In my git workflow we have one main repository and one branch, master. Everyone pulls from remote master and everyone pushes to remote master. I want to work in my own branch while I prepare a feature. So far my history is something like this:
git pull --rebase
git checkout -b new_feature
<make some commits>
git checkout master
git pull --rebase
Now I want to merge the branch and here's what I need:
- No merge commits in my local master branch.
- All commits made into my new_feature branch merged into master as if I had made them in master.
- All merged commits to be merged somewhere on top of my local remote head pointer.

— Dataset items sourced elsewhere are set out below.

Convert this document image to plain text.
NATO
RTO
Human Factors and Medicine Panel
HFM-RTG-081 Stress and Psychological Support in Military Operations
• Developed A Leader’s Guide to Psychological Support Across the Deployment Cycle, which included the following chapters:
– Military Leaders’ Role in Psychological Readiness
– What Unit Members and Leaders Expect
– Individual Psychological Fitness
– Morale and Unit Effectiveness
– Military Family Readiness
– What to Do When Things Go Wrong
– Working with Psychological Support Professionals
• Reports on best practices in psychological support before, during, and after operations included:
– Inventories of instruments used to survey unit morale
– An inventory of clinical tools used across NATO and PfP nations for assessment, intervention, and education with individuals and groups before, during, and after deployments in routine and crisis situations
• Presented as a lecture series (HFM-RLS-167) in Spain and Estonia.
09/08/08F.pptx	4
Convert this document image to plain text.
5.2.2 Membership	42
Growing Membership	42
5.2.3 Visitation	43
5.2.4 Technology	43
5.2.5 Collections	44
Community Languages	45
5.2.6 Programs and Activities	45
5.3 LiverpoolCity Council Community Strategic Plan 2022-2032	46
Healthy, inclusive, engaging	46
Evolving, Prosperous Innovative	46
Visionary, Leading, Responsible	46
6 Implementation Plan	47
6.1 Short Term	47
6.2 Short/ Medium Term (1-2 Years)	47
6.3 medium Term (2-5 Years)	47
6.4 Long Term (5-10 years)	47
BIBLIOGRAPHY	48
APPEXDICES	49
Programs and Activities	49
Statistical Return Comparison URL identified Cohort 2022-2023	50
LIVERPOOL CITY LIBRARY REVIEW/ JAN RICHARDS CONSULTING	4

My biggest concern is item 3, when is needed so that I can safely push the changes. If the merged commits are intertwined with commits before head then I will have problems pushing, see related problem I had: git: Pushing Single Commits, Reordering with rebase, Duplicate Commits.
I've read the following:
- http://mettadore.com/2011/05/06/a-simple-git-rebase-workflow-explained/
- Keep commits history after a 'git merge'
- How do you rebase the current branch's changes on top of changes being merged in?
And I think I need to do:
git checkout master
git pull --rebase
git checkout new_feature
git rebase master
git checkout master
git rebase new_feature
git push
My understanding is that
git checkout new_feature
git rebase master
will make new_feature appear as if it was branched off from the new current head. Is that true? And that
git checkout master
git rebase new_feature
will place new_feature on top of master. Is that correct? If so, this is the main point of my confusion. If "git rebase master" places master commits at the bottom of new_feature, then why does "git rebase new_feature" place new_feature commits at the top of master, i.e. why doesn't it do the opposite?